4. The electromagnetic relay according to claim 1, wherein

the case includes a second arc extension space disposed in the second direction with respect to the movable contact piece, and

the magnet is disposed to overlap with the second arc extension space in the third direction.

5. The electromagnetic relay according to claim 4, wherein

the first fixed terminal includes a first extending portion facing the movable contact piece in the longitudinal direction of the movable contact piece, and

the first extending portion extends between the accommodation space and the second arc extension space.
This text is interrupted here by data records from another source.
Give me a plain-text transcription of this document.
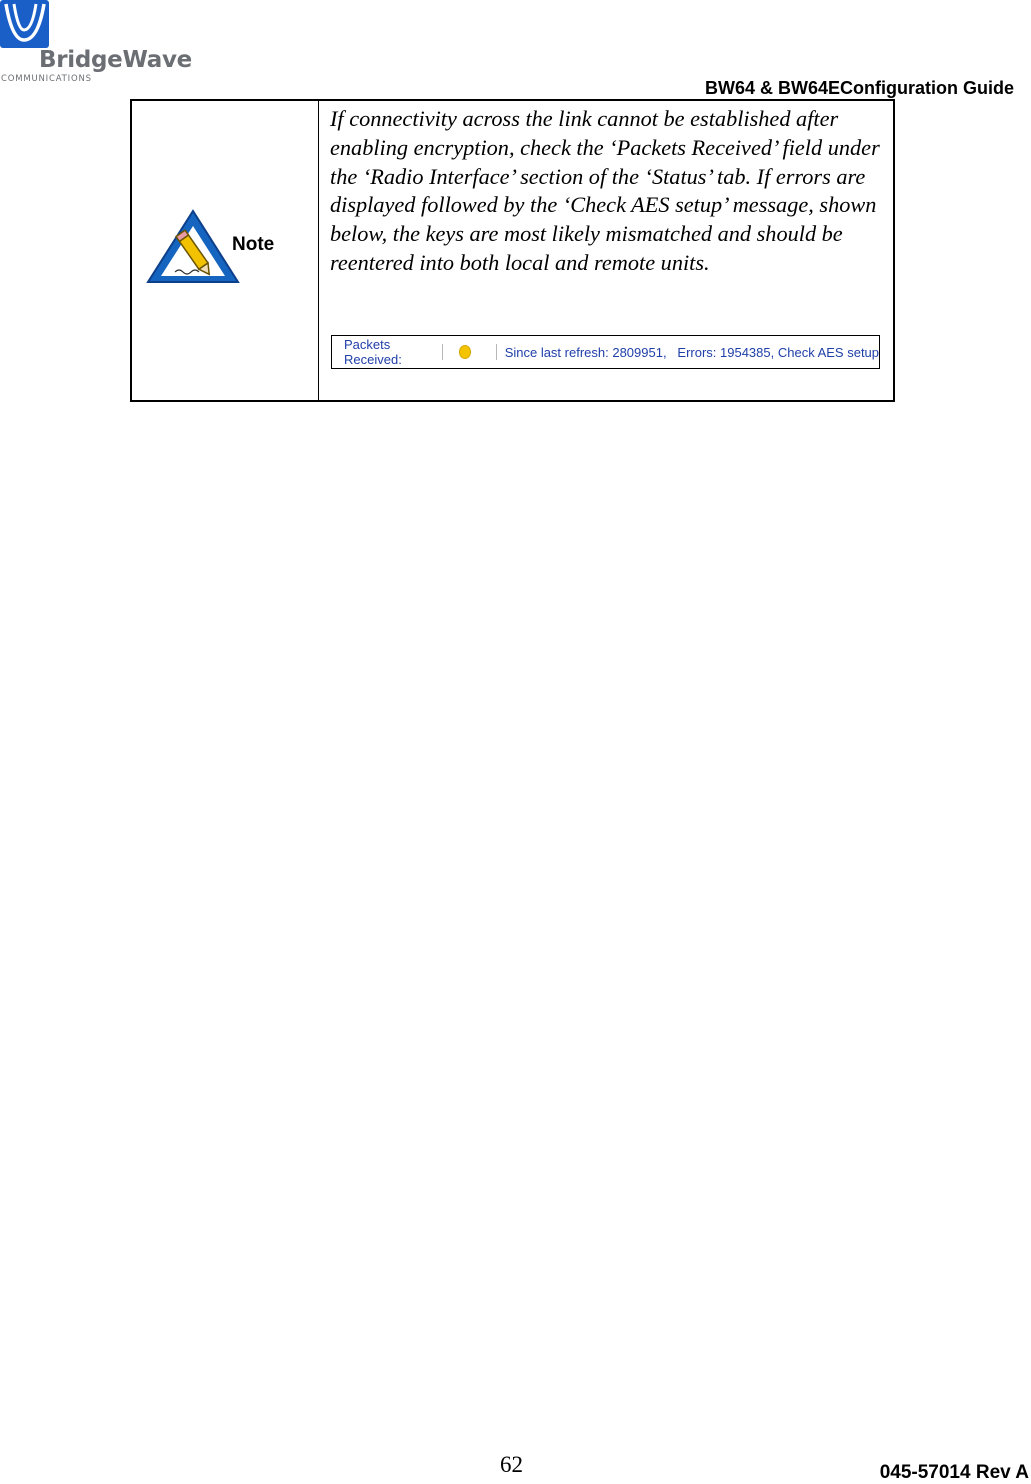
BridgeWave
COMMUNICATIONS	BW64 & BW64EConfiguration Guide
Note

If connectivity across the link cannot be established after enabling encryption, check the ‘Packets Received’ field under the ‘Radio Interface’ section of the ‘Status’ tab. If errors are displayed followed by the ‘Check AES setup’ message, shown below, the keys are most likely mismatched and should be reentered into both local and remote units.

Packets Received:	Since last refresh: 2809951,   Errors: 1954385, Check AES setup
62	045-57014 Rev A
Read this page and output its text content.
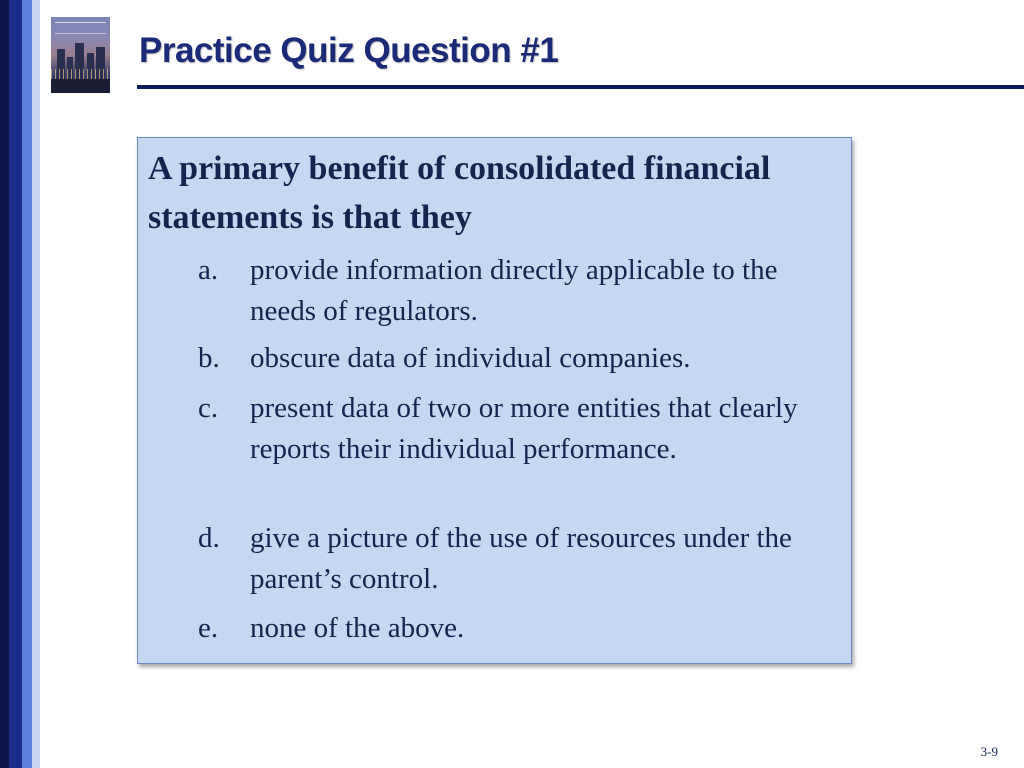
Practice Quiz Question #1

A primary benefit of consolidated financial statements is that they

a. provide information directly applicable to the needs of regulators.
b. obscure data of individual companies.
c. present data of two or more entities that clearly reports their individual performance.
d. give a picture of the use of resources under the parent’s control.
e. none of the above.
3-9
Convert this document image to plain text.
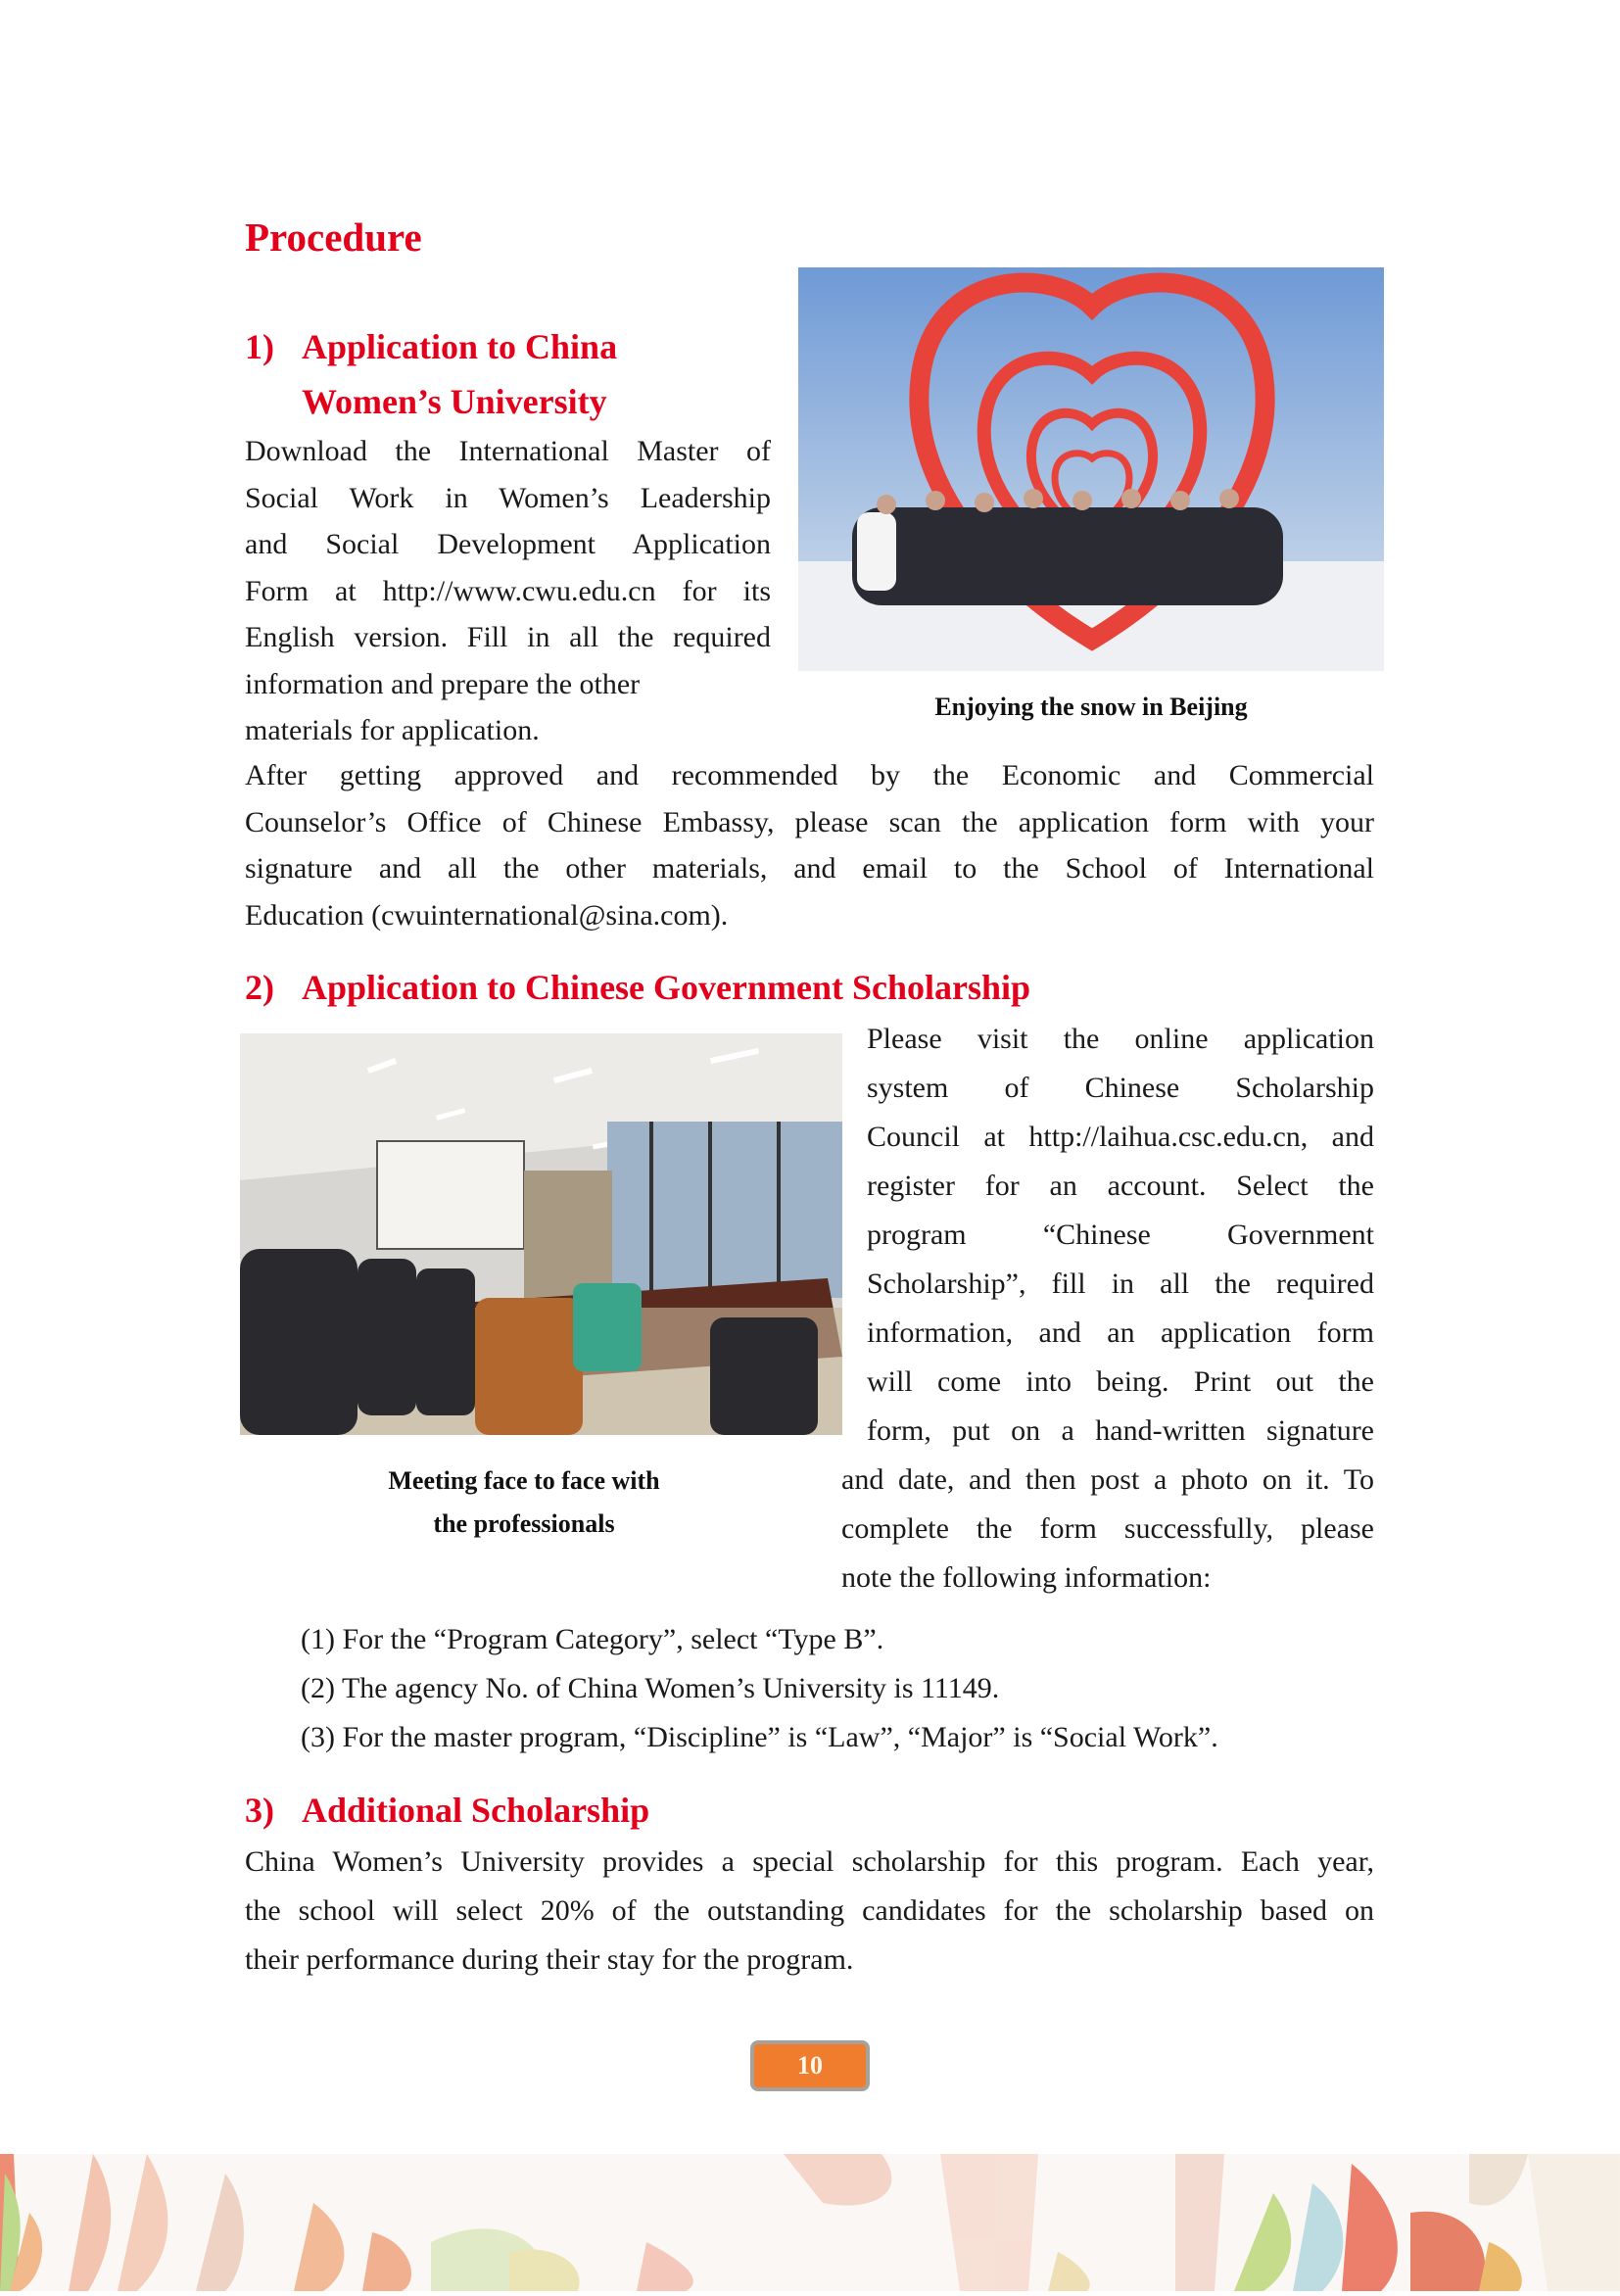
Procedure
1) Application to China
Women’s University
Download the International Master of
Social Work in Women’s Leadership
and Social Development Application
Form at http://www.cwu.edu.cn for its
English version. Fill in all the required
information and prepare the other
materials for application.

Enjoying the snow in Beijing

After getting approved and recommended by the Economic and Commercial
Counselor’s Office of Chinese Embassy, please scan the application form with your
signature and all the other materials, and email to the School of International
Education (cwuinternational@sina.com).
2) Application to Chinese Government Scholarship

Meeting face to face with

the professionals

Please visit the online application
system of Chinese Scholarship
Council at http://laihua.csc.edu.cn, and
register for an account. Select the
program “Chinese Government
Scholarship”, fill in all the required
information, and an application form
will come into being. Print out the
form, put on a hand-written signature
and date, and then post a photo on it. To
complete the form successfully, please
note the following information:
(1) For the “Program Category”, select “Type B”.
(2) The agency No. of China Women’s University is 11149.
(3) For the master program, “Discipline” is “Law”, “Major” is “Social Work”.
3) Additional Scholarship
China Women’s University provides a special scholarship for this program. Each year,
the school will select 20% of the outstanding candidates for the scholarship based on
their performance during their stay for the program.
10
6. The electromagnetic relay according to claim 2, wherein

the case includes a second arc extension space disposed outwardly adjacent to the first arc extension space in the longitudinal direction of the movable contact piece, the second arc extension space partitioned from the first arc extension space, and

7. The electromagnetic relay according to claim 1, wherein

the first fixed terminal further includes

a first contact supporting portion configured to support the first fixed contact, the first contact supporting portion disposed in the accommodation space and extending in the longitudinal direction of the movable contact piece, and

a first bent portion bent toward the first arc extension space from an inner end of the first contact supporting portion in the longitudinal direction of the movable contact piece.

8. The electromagnetic relay according to claim 1, wherein

the case includes a cover member disposed between the first arc extension space and the coil, the cover member covering the first arc extension space.